Maryland School Assessment


The average percent of public school students in grades 3 through 8 performing at or above proficient levels in reading and mathematics on the Maryland School Assessment (MSA).


Percentage of Students, Grades 3-8, Scoring At or Above Proficient on the Maryland School Assessment, by Academic Year
2004 2005 2006 2007 2008 2009 2010 2011 2012 2013
Reading 68.4% 72.2% 74.2% 76.2% 82.2% 84.4% 84.8% 85.8% 85.2% 84.9%
Math 58.1% 64.6% 68.9% 71.8% 76.0% 77.9% 79.5% 80.0% 82.0% 78.2%

Data Source: Data compiled by Maryland State Department of Education

Story Behind the Data:

The MSA requires students in grades 3-8 to demonstrate their knowledge of reading and math.  The test produces a score that describes how well a student mastered the reading and math content specified in the Maryland Content Standards.  Students with severe cognitive disabilities who are pursuing an alternate course of study based on their Individualized Education Program (IEP) take the Alt-MSA, Maryland’s alternate assessment.  Each child receives a score in each content area that categorizes his/her performance as basic, proficient, or advanced.  This data provides parents, caregivers, teachers, and school administrators with objective information on how each student is progressing academically.

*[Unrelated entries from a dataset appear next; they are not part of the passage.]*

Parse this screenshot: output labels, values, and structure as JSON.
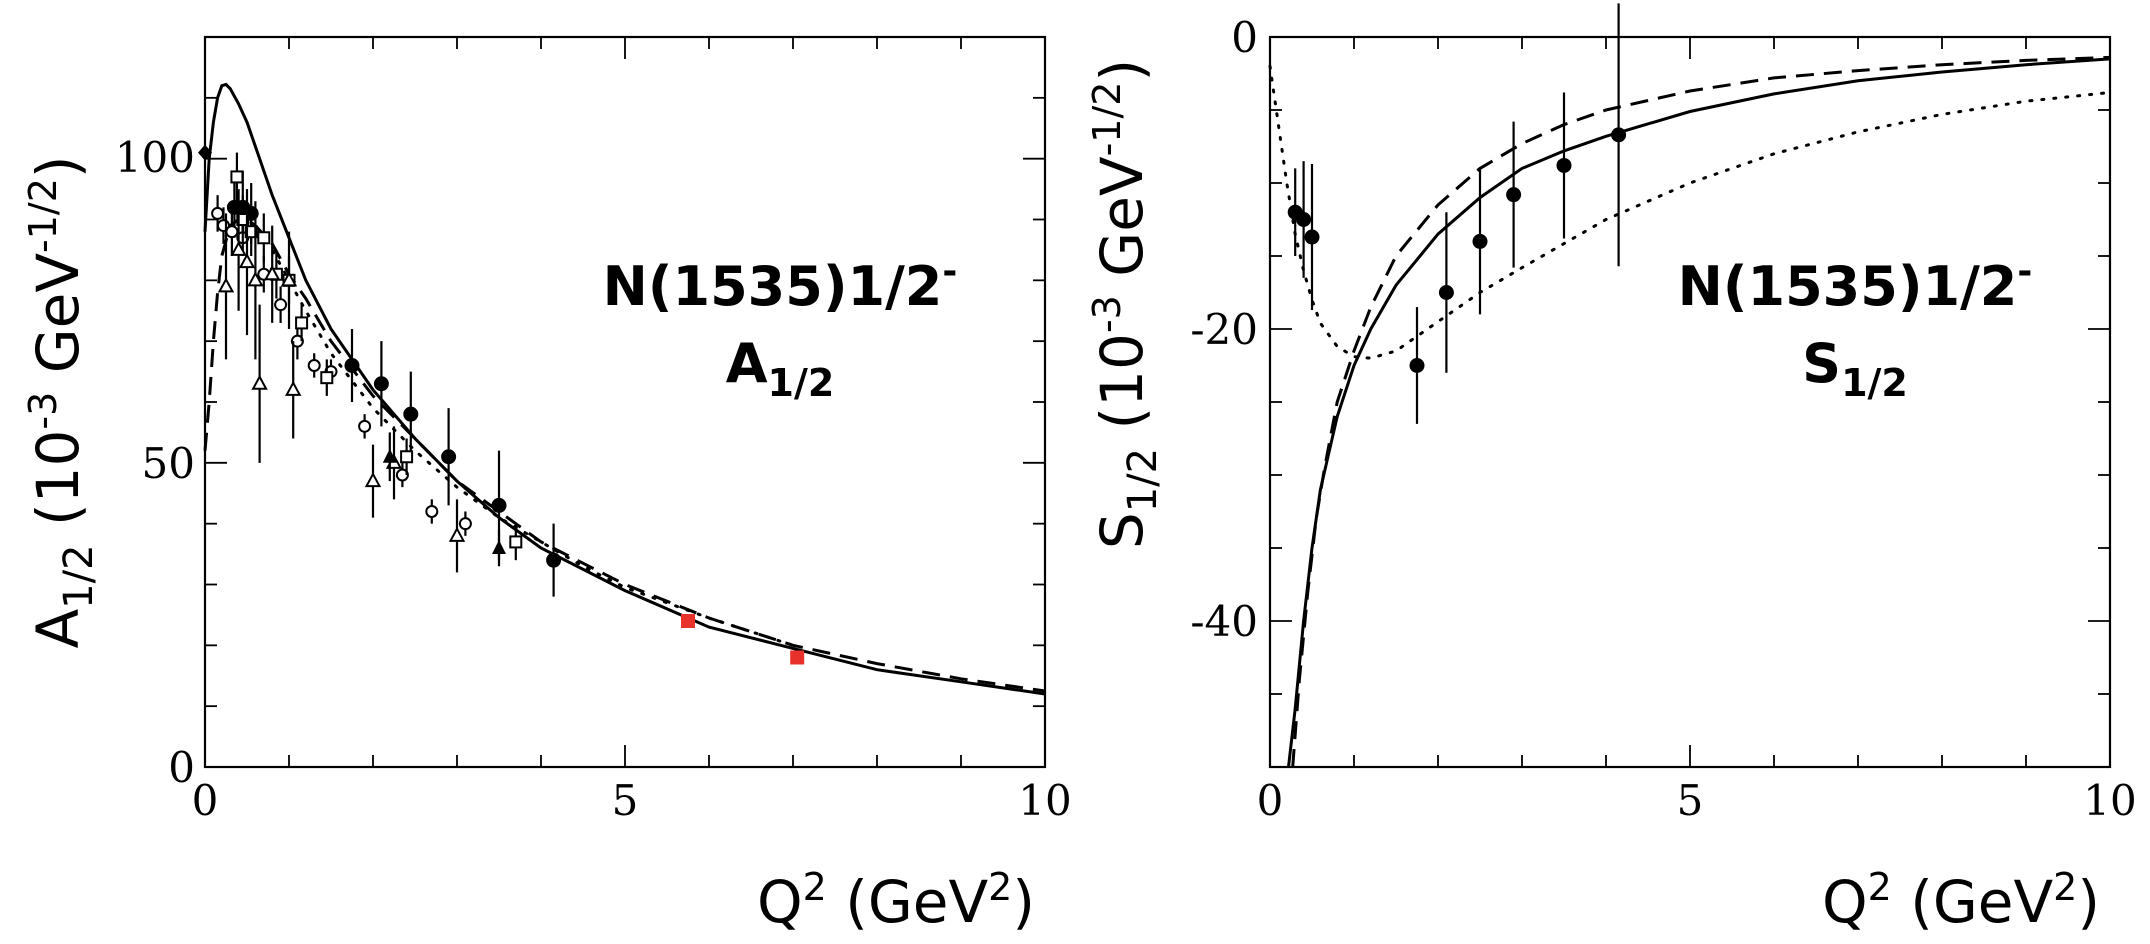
{
  "chart_data": [
    {
      "type": "scatter",
      "panel": "left",
      "xlabel_base": "Q",
      "xlabel_sup": "2",
      "xlabel_unit": " (GeV",
      "xlabel_unit_sup": "2",
      "xlabel_close": ")",
      "ylabel_main": "A",
      "ylabel_sub": "1/2",
      "ylabel_unit": " (10",
      "ylabel_exp": "-3",
      "ylabel_gev": " GeV",
      "ylabel_gev_exp": "-1/2",
      "ylabel_close": ")",
      "annotation_line1": "N(1535)1/2",
      "annotation_line1_sup": "-",
      "annotation_line2": "A",
      "annotation_line2_sub": "1/2",
      "xlim": [
        0,
        10
      ],
      "ylim": [
        0,
        120
      ],
      "x_ticks": [
        0,
        5,
        10
      ],
      "x_tick_labels": [
        "0",
        "5",
        "10"
      ],
      "y_ticks": [
        0,
        50,
        100
      ],
      "y_tick_labels": [
        "0",
        "50",
        "100"
      ],
      "curves": [
        {
          "name": "solid",
          "style": "solid",
          "x": [
            0,
            0.05,
            0.1,
            0.15,
            0.2,
            0.25,
            0.3,
            0.4,
            0.5,
            0.6,
            0.8,
            1.0,
            1.2,
            1.5,
            2.0,
            2.5,
            3.0,
            3.5,
            4.0,
            5.0,
            6.0,
            7.0,
            8.0,
            9.0,
            10.0
          ],
          "y": [
            88,
            100,
            106,
            110,
            112,
            112.2,
            111.5,
            109,
            106,
            102,
            94,
            87,
            80,
            72,
            62,
            54,
            47,
            41,
            36,
            29,
            23,
            19.5,
            16,
            14,
            12
          ]
        },
        {
          "name": "dashed",
          "style": "dashed",
          "x": [
            0,
            0.05,
            0.1,
            0.15,
            0.2,
            0.3,
            0.4,
            0.5,
            0.6,
            0.8,
            1.0,
            1.2,
            1.5,
            2.0,
            2.5,
            3.0,
            3.5,
            4.0,
            5.0,
            6.0,
            7.0,
            8.0,
            9.0,
            10.0
          ],
          "y": [
            52,
            60,
            70,
            78,
            84,
            89,
            90,
            90,
            89,
            86,
            81,
            77,
            70,
            61,
            54,
            47,
            42,
            37,
            30,
            24.5,
            20,
            17,
            14.5,
            12.5
          ]
        },
        {
          "name": "dotted",
          "style": "dotted",
          "x": [
            0.3,
            0.4,
            0.5,
            0.6,
            0.8,
            1.0,
            1.2,
            1.5,
            2.0,
            2.5,
            3.0,
            3.5,
            4.0,
            4.5,
            5.0,
            6.0,
            7.0
          ],
          "y": [
            89,
            90,
            90,
            89,
            85,
            80,
            75,
            68,
            59,
            52,
            46,
            41,
            37,
            33,
            29.5,
            24.5,
            20
          ]
        }
      ],
      "series": [
        {
          "name": "filled-circles",
          "marker": "filled-circle",
          "x": [
            0.35,
            0.45,
            0.55,
            1.75,
            2.1,
            2.45,
            2.9,
            3.5,
            4.15
          ],
          "y": [
            92,
            92,
            91,
            66,
            63,
            58,
            51,
            43,
            34
          ],
          "err": [
            5,
            6,
            5,
            6,
            7,
            7,
            8,
            9,
            6
          ]
        },
        {
          "name": "filled-diamond",
          "marker": "filled-diamond",
          "x": [
            0.0
          ],
          "y": [
            101
          ],
          "err": [
            0
          ]
        },
        {
          "name": "open-circles",
          "marker": "open-circle",
          "x": [
            0.15,
            0.22,
            0.32,
            0.45,
            0.7,
            0.9,
            1.1,
            1.3,
            1.5,
            1.9,
            2.35,
            2.7,
            3.1
          ],
          "y": [
            91,
            89,
            88,
            87,
            81,
            76,
            70,
            66,
            65,
            56,
            48,
            42,
            40
          ],
          "err": [
            3,
            3,
            4,
            3,
            3,
            3,
            3,
            2,
            2,
            2,
            2,
            2,
            2
          ]
        },
        {
          "name": "open-squares",
          "marker": "open-square",
          "x": [
            0.38,
            0.45,
            0.55,
            0.7,
            0.85,
            1.0,
            1.15,
            1.45,
            2.4,
            3.7
          ],
          "y": [
            97,
            90,
            88,
            87,
            81,
            80,
            73,
            64,
            51,
            37
          ],
          "err": [
            4,
            4,
            4,
            4,
            4,
            4,
            3,
            3,
            3,
            3
          ]
        },
        {
          "name": "open-triangles",
          "marker": "open-triangle",
          "x": [
            0.25,
            0.4,
            0.5,
            0.6,
            0.65,
            0.8,
            1.0,
            1.05,
            2.0,
            2.25,
            3.0
          ],
          "y": [
            79,
            85,
            83,
            80,
            63,
            81,
            80,
            62,
            47,
            50,
            38
          ],
          "err": [
            12,
            10,
            12,
            13,
            13,
            8,
            8,
            8,
            6,
            6,
            6
          ]
        },
        {
          "name": "filled-triangles",
          "marker": "filled-triangle",
          "x": [
            2.2,
            3.5
          ],
          "y": [
            51,
            36
          ],
          "err": [
            4,
            3
          ]
        },
        {
          "name": "red-squares",
          "marker": "red-square",
          "color": "#e8312a",
          "x": [
            5.75,
            7.05
          ],
          "y": [
            24,
            18
          ],
          "err": [
            0,
            0
          ]
        }
      ]
    },
    {
      "type": "scatter",
      "panel": "right",
      "xlabel_base": "Q",
      "xlabel_sup": "2",
      "xlabel_unit": " (GeV",
      "xlabel_unit_sup": "2",
      "xlabel_close": ")",
      "ylabel_main": "S",
      "ylabel_sub": "1/2",
      "ylabel_unit": " (10",
      "ylabel_exp": "-3",
      "ylabel_gev": " GeV",
      "ylabel_gev_exp": "-1/2",
      "ylabel_close": ")",
      "annotation_line1": "N(1535)1/2",
      "annotation_line1_sup": "-",
      "annotation_line2": "S",
      "annotation_line2_sub": "1/2",
      "xlim": [
        0,
        10
      ],
      "ylim": [
        -50,
        0
      ],
      "x_ticks": [
        0,
        5,
        10
      ],
      "x_tick_labels": [
        "0",
        "5",
        "10"
      ],
      "y_ticks": [
        0,
        -20,
        -40
      ],
      "y_tick_labels": [
        "0",
        "-20",
        "-40"
      ],
      "curves": [
        {
          "name": "solid",
          "style": "solid",
          "x": [
            0.22,
            0.3,
            0.4,
            0.5,
            0.6,
            0.8,
            1.0,
            1.2,
            1.5,
            2.0,
            2.5,
            3.0,
            3.5,
            4.0,
            5.0,
            6.0,
            7.0,
            8.0,
            9.0,
            10.0
          ],
          "y": [
            -50,
            -46,
            -40,
            -35,
            -31,
            -26,
            -22.5,
            -20,
            -17,
            -13.5,
            -11,
            -9,
            -7.8,
            -6.8,
            -5.1,
            -3.9,
            -3.0,
            -2.4,
            -1.9,
            -1.5
          ]
        },
        {
          "name": "dashed",
          "style": "dashed",
          "x": [
            0.27,
            0.35,
            0.45,
            0.55,
            0.65,
            0.8,
            1.0,
            1.2,
            1.5,
            2.0,
            2.5,
            3.0,
            3.5,
            4.0,
            5.0,
            6.0,
            7.0,
            8.0,
            9.0,
            10.0
          ],
          "y": [
            -50,
            -44,
            -38,
            -33,
            -29.5,
            -25,
            -21.5,
            -18.5,
            -15,
            -11.5,
            -9,
            -7.3,
            -6,
            -5,
            -3.7,
            -2.8,
            -2.3,
            -1.9,
            -1.6,
            -1.4
          ]
        },
        {
          "name": "dotted",
          "style": "dotted",
          "x": [
            0.0,
            0.1,
            0.2,
            0.3,
            0.4,
            0.5,
            0.6,
            0.8,
            1.0,
            1.2,
            1.5,
            2.0,
            2.5,
            3.0,
            4.0,
            5.0,
            6.0,
            7.0,
            8.0,
            9.0,
            10.0
          ],
          "y": [
            -2,
            -6,
            -10,
            -13.5,
            -16,
            -18,
            -19.6,
            -21.2,
            -21.9,
            -22,
            -21.5,
            -19.5,
            -17.5,
            -15.8,
            -12.5,
            -10,
            -8,
            -6.5,
            -5.3,
            -4.4,
            -3.8
          ]
        }
      ],
      "series": [
        {
          "name": "filled-circles",
          "marker": "filled-circle",
          "x": [
            0.3,
            0.4,
            0.5,
            1.75,
            2.1,
            2.5,
            2.9,
            3.5,
            4.15
          ],
          "y": [
            -12,
            -12.5,
            -13.7,
            -22.5,
            -17.5,
            -14,
            -10.8,
            -8.8,
            -6.7
          ],
          "err": [
            3,
            4,
            5,
            4,
            5.5,
            5,
            5,
            5,
            9
          ]
        }
      ]
    }
  ]
}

Overall, MSA scores have shown significant improvement from 2005 to 2013 in both reading and math as teachers used information from formative assessments, benchmarks, and the summative assessments (MSA) to identify areas of need.  During the 2013-2014 school year, however, Maryland and other states field tested the Partnership for Assessment of Readiness for College and Career (PARCC) assessments.  The field test in Maryland was one of the nations’ most extensive, with virtually every Maryland school having at least one classroom taking the PARCC assessment.  The results of the latest MSA administration correlate directly to these important changes that have been taking place in Maryland public school classrooms, and the drop in scoring was expected.  The greater dip in mathematics results underscores the major differences in standards in that subject area, where instructional shifts to higher standards are most dramatic.

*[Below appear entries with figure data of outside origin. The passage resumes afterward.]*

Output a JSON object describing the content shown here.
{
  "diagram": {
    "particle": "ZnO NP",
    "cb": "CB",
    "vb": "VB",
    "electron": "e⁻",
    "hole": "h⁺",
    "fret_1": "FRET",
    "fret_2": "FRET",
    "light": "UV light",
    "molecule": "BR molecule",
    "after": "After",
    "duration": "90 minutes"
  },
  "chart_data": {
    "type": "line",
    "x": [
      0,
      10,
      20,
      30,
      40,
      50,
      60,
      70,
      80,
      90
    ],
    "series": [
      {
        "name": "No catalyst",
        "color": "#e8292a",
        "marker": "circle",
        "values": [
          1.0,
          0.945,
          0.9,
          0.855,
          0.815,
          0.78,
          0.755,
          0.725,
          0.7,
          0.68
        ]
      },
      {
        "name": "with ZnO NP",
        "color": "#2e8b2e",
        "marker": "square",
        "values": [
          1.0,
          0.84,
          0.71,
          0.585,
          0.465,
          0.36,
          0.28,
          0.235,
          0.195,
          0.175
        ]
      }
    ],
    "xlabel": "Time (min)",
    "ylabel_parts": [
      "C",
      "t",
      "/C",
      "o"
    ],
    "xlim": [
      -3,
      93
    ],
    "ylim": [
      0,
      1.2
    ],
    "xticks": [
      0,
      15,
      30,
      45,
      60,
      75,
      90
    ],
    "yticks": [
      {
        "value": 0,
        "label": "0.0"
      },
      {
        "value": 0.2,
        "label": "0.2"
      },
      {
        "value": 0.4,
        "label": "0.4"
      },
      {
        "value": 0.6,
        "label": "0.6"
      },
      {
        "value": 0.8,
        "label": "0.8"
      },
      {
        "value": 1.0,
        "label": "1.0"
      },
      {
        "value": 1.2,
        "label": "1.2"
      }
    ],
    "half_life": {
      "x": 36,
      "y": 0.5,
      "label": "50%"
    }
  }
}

In Maryland, schools are measured using the Maryland School Progress Index (SPI).  SPI is based on high expectations and multiple measures that include student achievement data in English/Language Arts, Mathematics, and Science; growth data in English/Language Arts and Mathematics; gaps, based on the gap score between highest-achieving and lowest-achieving subgroup in English/Language Arts, Mathematics, Science, Cohort Graduation and Cohort Dropout rates.  Maryland’s SPI separates schools into one of five categories which determine the district and State support schools receive.  The State affords top-performing schools greater flexibility while lower-performing schools receive progressively more prescriptive technical assistance, expectations, and monitoring.

By 2014-15, Maryland will fully implement the new PARCC assessments, which are aligned to the new standards and serve as a reset for the State’s accountability system.  Achievement information for schools, school systems, and the State is published in the annual Maryland Report Card.  This report provides SPI charts for each public school and local school system, showing the school/system’s progress on each of the Elementary and Secondary Education Act’s Flexibility performance goals.